Imagem horizontal representando a confirmação da Anac sobre a aviação no Centro-Oeste, destacando o crescimento de passageiros

ANAC confirma: aviação no Centro-Oeste supera 1 milhão de passageiros em novembro

  • O que aconteceu: A região Centro-Oeste teve 1.042.869 passageiros em novembro de 2025, segundo a ANAC.
  • Por que importa: O crescimento reforça a expansão da conectividade regional, com impacto direto em operações, planejamento de tripulações e manutenção.
  • O que muda na prática: maior demanda por slots, necessidade de revisão de escalas e atenção ao fluxo de passageiros nos hubs regionais.

Por Redação EPA

A aviação no Centro-Oeste movimentou 1.042.869 passageiros em novembro de 2025, segundo a divulgação da ANAC — uma das principais notícias da aviação do mês.

O total representa alta de 5,4% em relação a novembro de 2024; todos os meses de 2025 até novembro registraram crescimento ano a ano. No acumulado de janeiro a novembro, a região soma mais de 11,3 milhões de passageiros, crescimento de 7,1% sobre igual período de 2024.

Distribuição por aeroportos em novembro: Aeroporto Internacional de Brasília 702.110 passageiros (67,33%); Goiânia 150.733 (14,46%) — melhor novembro da série histórica do terminal; Várzea Grande (Cuiabá) 97.810 (9,38%); Campo Grande 60.642 (5,82%); Sinop 18.762 (1,80%). O ministro Silvio Costa Filho afirmou que a expansão mostra que as ações para ampliar a conectividade regional têm gerado efeitos econômicos concretos.

O que isso muda na prática (piloto, mecânico e aluno)

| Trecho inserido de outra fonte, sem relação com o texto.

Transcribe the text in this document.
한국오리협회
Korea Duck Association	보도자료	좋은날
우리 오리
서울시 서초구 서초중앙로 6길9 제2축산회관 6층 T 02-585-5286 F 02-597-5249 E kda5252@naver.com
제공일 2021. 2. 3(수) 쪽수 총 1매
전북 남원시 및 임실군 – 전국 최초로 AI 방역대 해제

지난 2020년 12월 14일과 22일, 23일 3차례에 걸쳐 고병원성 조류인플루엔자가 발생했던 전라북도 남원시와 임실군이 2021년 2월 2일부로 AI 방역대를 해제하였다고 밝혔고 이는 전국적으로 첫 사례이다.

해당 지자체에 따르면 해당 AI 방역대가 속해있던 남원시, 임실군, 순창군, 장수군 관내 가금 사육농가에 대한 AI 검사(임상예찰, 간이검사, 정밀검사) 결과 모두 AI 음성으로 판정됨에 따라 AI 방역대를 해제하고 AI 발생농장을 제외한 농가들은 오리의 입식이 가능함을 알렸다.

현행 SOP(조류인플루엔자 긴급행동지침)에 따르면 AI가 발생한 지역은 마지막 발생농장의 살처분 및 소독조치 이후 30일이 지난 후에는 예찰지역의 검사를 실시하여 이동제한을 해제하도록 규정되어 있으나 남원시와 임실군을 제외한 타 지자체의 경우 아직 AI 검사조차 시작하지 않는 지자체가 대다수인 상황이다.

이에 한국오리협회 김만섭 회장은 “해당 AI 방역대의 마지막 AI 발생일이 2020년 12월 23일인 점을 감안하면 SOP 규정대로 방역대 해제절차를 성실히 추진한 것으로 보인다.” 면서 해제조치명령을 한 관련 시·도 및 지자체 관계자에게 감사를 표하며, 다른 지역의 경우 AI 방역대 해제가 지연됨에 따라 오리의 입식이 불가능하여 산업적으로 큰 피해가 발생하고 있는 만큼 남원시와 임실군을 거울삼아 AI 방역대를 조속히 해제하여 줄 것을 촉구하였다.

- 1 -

  • Pilotos: maior demanda por voos regionais pode alterar escalas e tempos de descanso (observar RBAC aplicável a jornada e descanso).
  • Mecânicos: aumento no fluxo implica planejamento de manutenção preventiva e disponibilidade de peças em hubs regionais.
  • Alunos e instrutores: oportunidades de estágio e emprego em operações regionais; conhecer procedimentos de companhias e requisitos RBAC aumenta empregabilidade.

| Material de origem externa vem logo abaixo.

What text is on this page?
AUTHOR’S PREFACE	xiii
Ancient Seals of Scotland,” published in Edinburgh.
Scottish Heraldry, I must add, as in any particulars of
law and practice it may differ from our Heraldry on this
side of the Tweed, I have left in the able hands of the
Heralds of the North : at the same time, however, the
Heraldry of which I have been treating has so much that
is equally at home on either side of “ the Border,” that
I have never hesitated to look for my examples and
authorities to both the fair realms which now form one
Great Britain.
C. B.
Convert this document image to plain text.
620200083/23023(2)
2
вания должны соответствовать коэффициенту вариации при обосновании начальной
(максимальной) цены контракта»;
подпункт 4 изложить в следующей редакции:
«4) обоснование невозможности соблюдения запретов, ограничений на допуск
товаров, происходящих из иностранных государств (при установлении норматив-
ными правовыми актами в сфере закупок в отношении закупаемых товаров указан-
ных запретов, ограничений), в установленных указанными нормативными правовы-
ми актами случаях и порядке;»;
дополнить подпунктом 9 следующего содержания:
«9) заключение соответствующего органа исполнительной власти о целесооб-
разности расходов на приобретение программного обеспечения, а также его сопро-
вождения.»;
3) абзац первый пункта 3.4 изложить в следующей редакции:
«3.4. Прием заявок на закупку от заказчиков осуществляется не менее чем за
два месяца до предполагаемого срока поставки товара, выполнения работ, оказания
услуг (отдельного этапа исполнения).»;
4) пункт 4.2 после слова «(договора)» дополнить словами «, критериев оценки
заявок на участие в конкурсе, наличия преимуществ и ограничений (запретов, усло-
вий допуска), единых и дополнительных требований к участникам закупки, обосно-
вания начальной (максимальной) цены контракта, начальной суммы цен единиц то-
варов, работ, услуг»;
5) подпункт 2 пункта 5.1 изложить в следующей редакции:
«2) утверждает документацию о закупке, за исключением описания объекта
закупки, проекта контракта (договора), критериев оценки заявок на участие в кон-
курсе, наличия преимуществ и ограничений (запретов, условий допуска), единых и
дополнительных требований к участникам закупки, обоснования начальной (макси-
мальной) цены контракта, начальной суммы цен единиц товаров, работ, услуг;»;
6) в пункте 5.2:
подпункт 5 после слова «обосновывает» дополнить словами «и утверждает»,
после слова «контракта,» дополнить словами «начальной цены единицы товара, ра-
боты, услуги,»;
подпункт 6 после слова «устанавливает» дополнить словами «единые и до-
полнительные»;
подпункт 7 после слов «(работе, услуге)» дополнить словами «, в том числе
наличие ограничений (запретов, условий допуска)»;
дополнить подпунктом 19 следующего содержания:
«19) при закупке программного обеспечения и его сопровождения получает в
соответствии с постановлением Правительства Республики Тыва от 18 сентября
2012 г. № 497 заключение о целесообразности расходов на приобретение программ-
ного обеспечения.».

Análise Técnica EPA: segurança operacional e instrução

Do ponto de vista operacional, o crescimento sustentado exige atenção em três frentes: capacidade de terminal (fluxo de passageiros), gestão de slots e suprimento de manutenção. Aeródromos com aumento rápido de movimento precisam revisar planos operacionais e recursos de Ground Handling para evitar atrasos e riscos de fadiga em tripulações.

Recomendações práticas:

  • Revisar escalas de tripulação conforme RBAC aplicável (ex.: RBAC 117 trata de licenças e competência; RBAC 121/135 tratam de operação comercial em diferentes capacidades) — confirme qual RBAC se aplica ao seu operador.
  • Mecânicos e gestores: priorizar checklists de linha e estoque crítico para evitar AOG (Aircraft on Ground) em períodos de pico.
  • Instrutores: incluir cenários de operação em hubs regionais nos treinamentos de CRM e gestão de carga de trabalho.

O que sabemos e o que ainda falta confirmar

  • Confirmado: 1.042.869 passageiros no Centro-Oeste em novembro de 2025 (ANAC).
  • Confirmado: Aeroporto Internacional de Brasília respondeu por 702.110 passageiros (67,33%); Goiânia 150.733; Várzea Grande 97.810; Campo Grande 60.642; Sinop 18.762.
  • Confirmado: Acumulado jan–nov/2025 acima de 11,3 milhões de passageiros, alta de 7,1% sobre 2024.
  • Em apuração: detalhamento das causas do crescimento por segmento (turismo, negócios, malha aérea das companhias) e eventual impacto em programação de voos das empresas.

Mini-glossário (1 minuto)

  • ANAC: Agência Nacional de Aviação Civil, reguladora do setor no Brasil.
  • Hub: aeroporto que concentra conexões e transferência de passageiros entre voos.
  • RBAC: Regulamento Brasileiro da Aviação Civil; cada número (ex.: RBAC 121) trata de regras específicas de operação.